Ce simple constat frappa Jace comme un direct en plein sternum, lui coupant le souffle. Une chape de plomb s’abattit sur lui lorsqu’il réalisa qu’il avait prononcé ces mots à la légère, pensant qu’il s’agissait juste d’une image. A présent, il comprenait la raison de la présence de sa mère en ces lieux et maudit sa naïveté.

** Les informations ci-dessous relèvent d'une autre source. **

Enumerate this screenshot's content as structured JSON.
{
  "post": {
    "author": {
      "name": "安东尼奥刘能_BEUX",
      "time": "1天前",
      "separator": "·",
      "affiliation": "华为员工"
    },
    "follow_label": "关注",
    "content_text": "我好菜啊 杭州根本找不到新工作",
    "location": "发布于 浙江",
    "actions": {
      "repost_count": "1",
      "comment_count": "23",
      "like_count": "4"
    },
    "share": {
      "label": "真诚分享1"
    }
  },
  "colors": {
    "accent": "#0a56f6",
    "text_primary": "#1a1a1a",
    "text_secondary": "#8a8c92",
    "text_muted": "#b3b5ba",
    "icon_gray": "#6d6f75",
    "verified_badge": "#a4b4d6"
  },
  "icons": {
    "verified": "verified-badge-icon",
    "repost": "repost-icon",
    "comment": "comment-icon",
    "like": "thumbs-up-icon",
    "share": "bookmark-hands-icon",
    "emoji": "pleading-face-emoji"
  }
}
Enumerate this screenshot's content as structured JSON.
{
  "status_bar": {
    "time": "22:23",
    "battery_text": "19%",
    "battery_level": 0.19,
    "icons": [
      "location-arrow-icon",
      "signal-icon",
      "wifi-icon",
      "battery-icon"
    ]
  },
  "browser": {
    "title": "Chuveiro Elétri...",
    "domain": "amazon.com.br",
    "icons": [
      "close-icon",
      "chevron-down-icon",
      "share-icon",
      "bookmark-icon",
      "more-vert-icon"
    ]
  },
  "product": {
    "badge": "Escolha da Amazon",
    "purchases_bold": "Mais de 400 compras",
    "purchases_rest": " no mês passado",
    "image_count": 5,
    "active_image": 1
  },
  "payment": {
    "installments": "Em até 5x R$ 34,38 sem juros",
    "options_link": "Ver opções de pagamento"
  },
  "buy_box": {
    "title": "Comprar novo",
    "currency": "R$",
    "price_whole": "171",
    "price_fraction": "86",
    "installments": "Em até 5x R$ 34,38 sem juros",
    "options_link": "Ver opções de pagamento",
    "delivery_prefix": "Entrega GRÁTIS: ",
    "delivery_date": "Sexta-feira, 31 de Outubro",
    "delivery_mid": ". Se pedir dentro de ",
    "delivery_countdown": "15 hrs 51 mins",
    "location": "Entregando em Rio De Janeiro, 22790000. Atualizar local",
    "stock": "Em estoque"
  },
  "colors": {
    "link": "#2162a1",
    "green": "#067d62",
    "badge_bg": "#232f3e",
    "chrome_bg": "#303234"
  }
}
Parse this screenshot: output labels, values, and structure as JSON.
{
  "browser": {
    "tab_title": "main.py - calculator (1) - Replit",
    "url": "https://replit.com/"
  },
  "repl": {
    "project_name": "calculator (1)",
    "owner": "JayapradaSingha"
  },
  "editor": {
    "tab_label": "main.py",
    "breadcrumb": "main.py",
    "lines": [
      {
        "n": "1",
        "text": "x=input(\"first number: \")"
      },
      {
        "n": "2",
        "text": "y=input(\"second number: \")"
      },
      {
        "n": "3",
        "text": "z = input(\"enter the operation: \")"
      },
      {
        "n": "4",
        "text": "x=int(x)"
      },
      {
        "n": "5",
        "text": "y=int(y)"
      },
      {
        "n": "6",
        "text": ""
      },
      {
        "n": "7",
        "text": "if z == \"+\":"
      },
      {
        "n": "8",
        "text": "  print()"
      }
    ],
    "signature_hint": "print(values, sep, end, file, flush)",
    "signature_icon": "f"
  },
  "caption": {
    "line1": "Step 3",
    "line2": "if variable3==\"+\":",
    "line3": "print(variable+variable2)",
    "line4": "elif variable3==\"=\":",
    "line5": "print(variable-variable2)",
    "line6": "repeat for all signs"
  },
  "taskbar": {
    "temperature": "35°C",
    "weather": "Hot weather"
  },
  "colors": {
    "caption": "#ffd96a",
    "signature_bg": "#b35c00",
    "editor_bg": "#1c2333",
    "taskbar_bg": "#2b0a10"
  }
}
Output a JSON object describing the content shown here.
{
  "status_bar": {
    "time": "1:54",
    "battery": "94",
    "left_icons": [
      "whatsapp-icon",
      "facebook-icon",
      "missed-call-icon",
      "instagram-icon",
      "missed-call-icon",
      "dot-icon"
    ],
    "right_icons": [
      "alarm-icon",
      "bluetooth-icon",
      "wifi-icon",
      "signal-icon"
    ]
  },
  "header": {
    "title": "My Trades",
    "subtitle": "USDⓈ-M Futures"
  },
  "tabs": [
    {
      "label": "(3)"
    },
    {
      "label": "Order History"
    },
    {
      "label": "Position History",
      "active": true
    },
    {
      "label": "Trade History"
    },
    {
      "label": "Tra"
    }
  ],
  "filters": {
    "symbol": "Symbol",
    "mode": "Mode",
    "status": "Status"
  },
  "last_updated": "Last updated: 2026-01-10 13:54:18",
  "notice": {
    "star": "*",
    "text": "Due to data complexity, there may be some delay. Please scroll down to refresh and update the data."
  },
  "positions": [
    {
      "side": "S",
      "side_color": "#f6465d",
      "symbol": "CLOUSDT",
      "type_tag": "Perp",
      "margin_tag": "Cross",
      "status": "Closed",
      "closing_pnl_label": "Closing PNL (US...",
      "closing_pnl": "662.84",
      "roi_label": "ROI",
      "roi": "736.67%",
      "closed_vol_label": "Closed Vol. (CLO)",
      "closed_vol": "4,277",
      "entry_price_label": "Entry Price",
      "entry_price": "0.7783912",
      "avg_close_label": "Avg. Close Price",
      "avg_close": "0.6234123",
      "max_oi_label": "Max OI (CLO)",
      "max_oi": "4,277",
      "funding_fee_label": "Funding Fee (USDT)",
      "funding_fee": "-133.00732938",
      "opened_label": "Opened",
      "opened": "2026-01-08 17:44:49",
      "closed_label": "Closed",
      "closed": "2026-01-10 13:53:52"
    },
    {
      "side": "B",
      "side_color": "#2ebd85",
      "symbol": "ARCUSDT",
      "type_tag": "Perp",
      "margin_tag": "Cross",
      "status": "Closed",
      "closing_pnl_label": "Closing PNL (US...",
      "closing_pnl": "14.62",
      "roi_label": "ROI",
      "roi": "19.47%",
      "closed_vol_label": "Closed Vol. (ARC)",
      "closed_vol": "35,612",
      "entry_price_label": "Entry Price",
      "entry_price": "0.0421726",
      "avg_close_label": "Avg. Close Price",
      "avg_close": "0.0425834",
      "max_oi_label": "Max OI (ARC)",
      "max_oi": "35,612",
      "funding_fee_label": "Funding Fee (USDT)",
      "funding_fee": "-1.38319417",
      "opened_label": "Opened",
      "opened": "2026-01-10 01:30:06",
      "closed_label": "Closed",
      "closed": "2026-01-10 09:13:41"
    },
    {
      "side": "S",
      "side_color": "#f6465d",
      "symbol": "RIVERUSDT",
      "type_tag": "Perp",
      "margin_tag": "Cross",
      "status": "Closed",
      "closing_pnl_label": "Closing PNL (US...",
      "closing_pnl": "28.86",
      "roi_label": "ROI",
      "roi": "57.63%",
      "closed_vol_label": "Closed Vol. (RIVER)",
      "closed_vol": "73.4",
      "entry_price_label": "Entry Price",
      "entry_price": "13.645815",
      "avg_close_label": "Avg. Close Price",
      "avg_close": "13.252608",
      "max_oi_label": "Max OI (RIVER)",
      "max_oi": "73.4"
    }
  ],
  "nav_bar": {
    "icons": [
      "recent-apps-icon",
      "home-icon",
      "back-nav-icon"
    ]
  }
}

Les mains ouvertes en signe d’apaisement, Abstrus descendit lentement de son estrade. Il semblait flotter tel un spectre au-dessus des marches taillées à même le roc bleuté, ses longues robes trainant derrière lui dans un chuintement lugubre. Alors qu’Yroskas s’était comme fondu dans la roche, cherchant à devenir invisible, le Sith l’ignora totalement, n’accordant pas non plus la moindre attention à Ena, qui crachait pourtant du sang sous le regard amusé des ses deux bourreaux Trandoshans. Tout le pouvoir de séduction du Seigneur Noir était tourné vers Jace, projetant une onde d’apaisement et de paternalisme bienveillant :
« Je sais d’où provient ton trouble, mon ami. Ecoute-moi, toute ton enfance durant, tu as considéré cette misérable créature rampante dénuée de pouvoir et d’ambition comme la personne la plus importante de la Galaxie. Il est temps pour toi d’ouvrir les yeux sur son inutilité. Elle ne te sert plus à rien, elle est la seule chose qui se dresse entre toi et le pouvoir...
Je t’ai prévenu que l’accès à la sagesse et à la connaissance serait compliqué, seras-tu capable de désapprendre les mièvres enseignements sentimentaux qui ont été imprimés dans ton cerveau dès tes premiers mois, de te défaire de l’attachement puéril et inutile qui te relie à cette moins que rien ? Ceci est ton dernier test, es-tu armé d’une volonté suffisante pour éliminer cette nuisance qui représente une menace à la cause Sith et un boulet pour ton avenir ? » En prononçant ces mots Abstrus s’était approché de son nouvel apprenti et se tenait désormais à ses côtés, lui posant une main ferme, persuasive et possessive sur l’épaule. Quelques minutes plus tôt, Jace était fier d’avoir l’opportunité de devenir le nouvel Empereur, il était sûr de lui, il savait que cette chance inestimable lui offrait des possibilités infinies, dépassant même ses espérances les plus folles. A présent que sa mère rampait pitoyablement comme une bête blessée devant lui, il ne savait plus que penser.
« Depuis que je te connais tu cherches une vie de signifiance, de conscience, tu veux pouvoir et compréhension sur l’univers qui t’entoure. » reprit le Falleen. « Tu as l’occasion de renaitre sans aucune limitation de ta vie minable, de devenir le Maître de la Galaxie, saisis-la ! » l’encouragea-t-il sèchement.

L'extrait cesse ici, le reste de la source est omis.